Monday, March 20, 2023

We all have to accept limits on our autonomy to protect others.

Meghan Schrader
By Meghan Schrader

Lately I’ve noticed some staunch right to die proponents arguing that people die in car accidents all the time, but we do not ban cars. This argument makes me very angry. It’s dehumanizing. Are the people who will die because of their agenda car accident statistics to them?

But, since some of them have used that example, I’d like to explore it by talking about my own experiences with cars. I have a Nonverbal Learning Disorder, which causes severe visual-spatial disorientation, and then some depression-induced short term memory deficits. Therefore, I cannot currently drive a car.

I did give it a try, though. In 2017 I hooked up with an agency that specialized in teaching people with autism and Nonverbal Learning Disorder to drive. Ultimately, it didn’t work out. In order to really master the skills needed to drive a car safely, I would need to practice for several hours every day, ideally in a simulator of some kind. I think with that instruction, I could learn to drive a car without killing anyone, but the instructor I had was only able to give me a couple of hours of instruction a week. Added to that I had a few hours of instruction from family members. It just wasn’t enough to master the skills needed to acquire a driver’s license.

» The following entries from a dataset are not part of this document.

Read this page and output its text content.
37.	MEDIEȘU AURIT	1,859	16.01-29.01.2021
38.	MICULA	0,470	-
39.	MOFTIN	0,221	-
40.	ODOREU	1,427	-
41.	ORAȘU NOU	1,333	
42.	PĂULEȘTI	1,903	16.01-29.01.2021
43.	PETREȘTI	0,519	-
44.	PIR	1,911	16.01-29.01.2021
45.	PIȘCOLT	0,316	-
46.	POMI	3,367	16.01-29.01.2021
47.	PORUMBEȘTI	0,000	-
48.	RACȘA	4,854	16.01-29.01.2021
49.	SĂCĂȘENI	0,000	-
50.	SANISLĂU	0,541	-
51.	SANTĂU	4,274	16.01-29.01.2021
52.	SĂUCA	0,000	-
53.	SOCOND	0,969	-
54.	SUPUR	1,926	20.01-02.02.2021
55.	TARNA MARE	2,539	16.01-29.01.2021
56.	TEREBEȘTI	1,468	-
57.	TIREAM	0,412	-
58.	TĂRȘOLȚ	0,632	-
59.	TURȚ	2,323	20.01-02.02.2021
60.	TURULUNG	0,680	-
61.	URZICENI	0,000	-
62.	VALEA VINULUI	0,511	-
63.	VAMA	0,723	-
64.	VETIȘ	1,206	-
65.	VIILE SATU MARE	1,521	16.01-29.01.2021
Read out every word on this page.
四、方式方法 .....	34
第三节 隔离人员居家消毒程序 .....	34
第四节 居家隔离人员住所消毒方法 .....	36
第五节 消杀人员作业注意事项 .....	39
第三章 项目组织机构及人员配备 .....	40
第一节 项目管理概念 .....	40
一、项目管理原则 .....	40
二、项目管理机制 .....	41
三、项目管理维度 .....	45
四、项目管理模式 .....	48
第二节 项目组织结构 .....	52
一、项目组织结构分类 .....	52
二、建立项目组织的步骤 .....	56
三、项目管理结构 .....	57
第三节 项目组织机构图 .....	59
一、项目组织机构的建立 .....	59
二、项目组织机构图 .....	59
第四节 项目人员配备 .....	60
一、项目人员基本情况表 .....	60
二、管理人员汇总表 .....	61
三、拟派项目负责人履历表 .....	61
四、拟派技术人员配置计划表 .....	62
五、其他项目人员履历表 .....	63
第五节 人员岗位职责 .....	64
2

I did, however, gain some driving skills. With someone else in the car, I was able to use my driver’s permit to drive myself safely to several places, like the grocery store, the lake, etc. I still remember some of those skills.

Therefore, if I wanted to, I could get into my parent’s car and drive myself somewhere without a license. I could probably do it without having an accident, but then again, there’s a significant probability that I would have one, and therefore endanger someone else’s life.

What the most vociferous right to die proponents basically want to do is say, “my car, my choice.” The car belongs to them, right? So, they should be able to drive their car wherever and whenever they want. They should be able to disregard stop signs and turn signals. They should be able to drive over the speed limit, and they think anyone who tells them that they can’t do that is an illogical, sadistic jerk.

That’s not fair. We all have to accept reasonable limits on our autonomy to protect others.

Meghan is an autistic person who is an instructor at E4 Texas at the University of Texas (Austin) and a EPC-USA board member.